Ind. Decisions - Even more on: Federal district court rules today in complex rights of same-sex couples dispute

Updating this ILB post from July 1, 2016, re the decision by U.S. District Court Judge Tanya Walton Pratt in Henderson v. Adams, and this Aug. 16th update, Stephanie Wang reported yesterday for the Indianapolis Star, in a story headed "State appeals ruling on parental rights for same-sex couples":

The state of Indiana is appealing a federal judge's ruling allowing female same-sex spouses to both be listed on their children's birth certificates.

In June, Judge Tanya Walton Pratt ruled against state laws that allowed for only the birth mother to be listed as a parent on a child's birth certificate, while her spouse had to adopt the child to gain parental rights.

Pratt ordered Indiana to extend the same parental rights to married same-sex couples as it does for married opposite-sex couples, including listing both mothers on a birth certificate.

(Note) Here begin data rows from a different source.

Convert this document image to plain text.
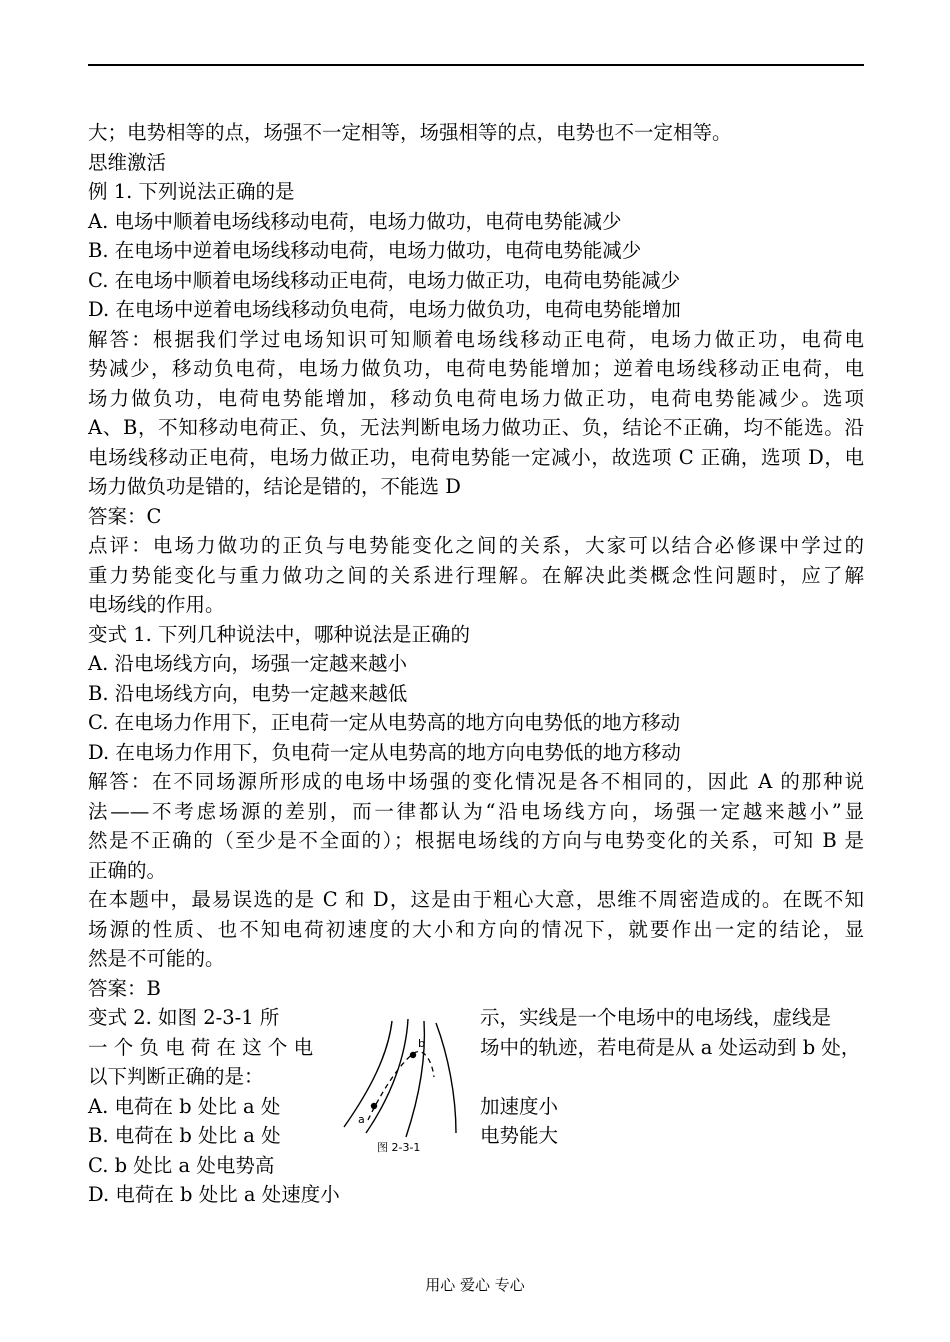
大；电势相等的点，场强不一定相等，场强相等的点，电势也不一定相等。
思维激活
例 1. 下列说法正确的是
A. 电场中顺着电场线移动电荷，电场力做功，电荷电势能减少
B. 在电场中逆着电场线移动电荷，电场力做功，电荷电势能减少
C. 在电场中顺着电场线移动正电荷，电场力做正功，电荷电势能减少
D. 在电场中逆着电场线移动负电荷，电场力做负功，电荷电势能增加
解答：根据我们学过电场知识可知顺着电场线移动正电荷，电场力做正功，电荷电
势减少，移动负电荷，电场力做负功，电荷电势能增加；逆着电场线移动正电荷，电
场力做负功，电荷电势能增加，移动负电荷电场力做正功，电荷电势能减少。选项
A、B，不知移动电荷正、负，无法判断电场力做功正、负，结论不正确，均不能选。沿
电场线移动正电荷，电场力做正功，电荷电势能一定减小，故选项 C 正确，选项 D，电
场力做负功是错的，结论是错的，不能选 D
答案：C
点评：电场力做功的正负与电势能变化之间的关系，大家可以结合必修课中学过的
重力势能变化与重力做功之间的关系进行理解。在解决此类概念性问题时，应了解
电场线的作用。
变式 1. 下列几种说法中，哪种说法是正确的
A. 沿电场线方向，场强一定越来越小
B. 沿电场线方向，电势一定越来越低
C. 在电场力作用下，正电荷一定从电势高的地方向电势低的地方移动
D. 在电场力作用下，负电荷一定从电势高的地方向电势低的地方移动
解答：在不同场源所形成的电场中场强的变化情况是各不相同的，因此 A 的那种说
法——不考虑场源的差别，而一律都认为“沿电场线方向，场强一定越来越小”显
然是不正确的（至少是不全面的）；根据电场线的方向与电势变化的关系，可知 B 是
正确的。
在本题中，最易误选的是 C 和 D，这是由于粗心大意，思维不周密造成的。在既不知
场源的性质、也不知电荷初速度的大小和方向的情况下，就要作出一定的结论，显
然是不可能的。
答案：B
变式 2. 如图 2-3-1 所	示，实线是一个电场中的电场线，虚线是
一 个 负 电 荷 在 这 个 电	场中的轨迹，若电荷是从 a 处运动到 b 处，
以下判断正确的是：
A. 电荷在 b 处比 a 处	加速度小
B. 电荷在 b 处比 a 处	电势能大
C. b 处比 a 处电势高
D. 电荷在 b 处比 a 处速度小
a
b
图 2-3-1
用心 爱心 专心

While the state's appeal of that ruling is pending, same-sex couples will still have their parental rights recognized.

"At this time, our office is merely continuing to defend statutes enacted by the legislature," Indiana Attorney General press secretary Corey Elliot wrote in an email.

Later in the long story:
The state had argued that its laws reflect parenthood by biology or adoption. Parenthood rights, the state said, are not a benefit of marriage.

But the couples said the state was discriminating against same-sex marriages, since opposite-sex parents are treated differently under state laws. The state affords the presumption of parenthood, the lawsuit said, to a man in a heterosexual couple in cases where he may not be the biological father, such as in cases of artificial insemination. But it does not offer the same presumption of parenthood to the wives of birth mothers.

Without those parental rights, women could encounter issues with enrolling their children in school, making medical decisions for their children or listing their children as dependents on insurance policies, the lawsuit said. * * *

The appeal will go through the U.S. Court of Appeals for the Seventh Circuit.